Later, the Musée du quai Branly recreated such a hut. A film shows a fetish priest casting cowrie shells, chanting to awaken earth spirits, consulting the oracle, with nearby vitrines displaying the sculptures once on these altars. What the museum omits is that many figures had been stolen during a nocturnal raid—rarely mentioned in the narrative. When I showed a photo of the vitrine to Tyohepte Pale’s son, he remembered. He had been ten at the time. His mother heard noises in the yard, saw three men with bicycles tampering with the altar, and woke her husband. But it was too late: the thieves had already secured their loot. One thief was briefly grabbed at the leg, but she was kicked in the face. Blood flowed, her nose swelled, but luckily it was not broken.
The raid had a backstory. Swiss art historian Piet Meyer had written Kunst und Religion der Lobi, accompanying an exhibition at the Rietberg Museum. The book, popular among collectors, had mistakenly labeled Tyohepte Pale a forger. Controversial as it was, the book made him famous, attracting tourists to admire his carvings.For me, the experience crystallized something crucial: a museum displaying “looted art,” an art historian turning a carver into a tourist attraction, an altar destroyed, a person injured—all condensed into a story reframed as victimhood. When I saw fragments of the altar at the Quai Branly, I considered writing to the museum—not to report theft, but to document the provenance of figures created over three generations. The carver’s son, continuing his family’s tradition, recounted the story with remarkable detachment.

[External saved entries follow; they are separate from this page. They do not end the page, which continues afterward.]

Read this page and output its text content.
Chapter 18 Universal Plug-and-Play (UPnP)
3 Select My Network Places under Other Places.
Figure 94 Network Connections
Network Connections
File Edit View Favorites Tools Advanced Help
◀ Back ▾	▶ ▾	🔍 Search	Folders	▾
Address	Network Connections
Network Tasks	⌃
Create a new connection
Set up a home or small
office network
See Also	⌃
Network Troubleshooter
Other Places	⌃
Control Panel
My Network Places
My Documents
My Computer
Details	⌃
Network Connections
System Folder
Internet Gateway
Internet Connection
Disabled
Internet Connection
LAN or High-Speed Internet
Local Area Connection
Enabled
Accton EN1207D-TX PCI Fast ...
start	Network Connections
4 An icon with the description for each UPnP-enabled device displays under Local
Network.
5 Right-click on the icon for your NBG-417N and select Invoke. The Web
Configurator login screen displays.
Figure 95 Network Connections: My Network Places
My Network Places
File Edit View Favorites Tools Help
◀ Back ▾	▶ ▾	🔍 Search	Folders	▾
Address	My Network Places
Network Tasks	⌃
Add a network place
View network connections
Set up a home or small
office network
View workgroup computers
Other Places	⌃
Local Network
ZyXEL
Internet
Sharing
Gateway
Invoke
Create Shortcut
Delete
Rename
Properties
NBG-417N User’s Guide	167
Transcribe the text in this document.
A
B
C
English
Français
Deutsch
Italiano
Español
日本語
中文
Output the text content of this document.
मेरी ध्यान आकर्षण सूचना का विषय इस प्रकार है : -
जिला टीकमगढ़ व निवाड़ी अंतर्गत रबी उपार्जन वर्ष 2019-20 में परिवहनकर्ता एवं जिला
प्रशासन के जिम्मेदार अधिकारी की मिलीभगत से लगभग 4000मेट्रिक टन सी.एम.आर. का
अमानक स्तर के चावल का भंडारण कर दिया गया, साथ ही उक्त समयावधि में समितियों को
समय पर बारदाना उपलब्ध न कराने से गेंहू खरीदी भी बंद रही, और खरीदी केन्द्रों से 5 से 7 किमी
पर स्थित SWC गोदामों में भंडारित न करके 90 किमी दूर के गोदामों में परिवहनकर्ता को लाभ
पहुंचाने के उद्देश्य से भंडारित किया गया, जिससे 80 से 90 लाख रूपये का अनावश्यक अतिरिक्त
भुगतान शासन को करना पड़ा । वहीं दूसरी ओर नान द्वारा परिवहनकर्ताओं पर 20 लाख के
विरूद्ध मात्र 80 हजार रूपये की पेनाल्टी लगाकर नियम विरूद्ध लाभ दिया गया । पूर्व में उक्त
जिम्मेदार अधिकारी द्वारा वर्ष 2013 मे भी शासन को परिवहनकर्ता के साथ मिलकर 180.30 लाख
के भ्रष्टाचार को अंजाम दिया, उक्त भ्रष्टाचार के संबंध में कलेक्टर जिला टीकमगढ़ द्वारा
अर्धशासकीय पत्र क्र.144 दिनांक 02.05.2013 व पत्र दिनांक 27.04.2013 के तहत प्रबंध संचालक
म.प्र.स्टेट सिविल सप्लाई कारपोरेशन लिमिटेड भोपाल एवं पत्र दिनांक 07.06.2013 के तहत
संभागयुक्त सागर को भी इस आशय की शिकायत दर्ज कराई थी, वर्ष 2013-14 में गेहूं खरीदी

Where I expected trauma, there was none. When I asked if he wanted the figures back, he said:
“The statues were too weak; otherwise, they would have prevented the theft. At that moment, they had given their last strength. They were dead. Who wants a corpse back in their house? The figures would have no value for me.”
Before the media spectacle of “African loot”—like the famous Benin Bronzes—this event seems banal, insignificant. Unless one searches for examples to confirm “woke” prejudices: that everything was stolen or acquired in a colonial context. Reality, however, is far more nuanced. I tell these stories not to accuse, but to illuminate the complex connections behind the wall separating Europe from Africa—connections that continue to resonate today. Two amateur ethnologists, driven by curiosity, passion, and the helplessness familiar to anyone engaging with African culture, pierced the wall in their own way. Through them, and through objects, people, and histories, one finally glimpses the lives and worlds that too often remain invisible behind museum glass. This blog will be continued as a little add-on to the popular so called "provenance researches" of the last years.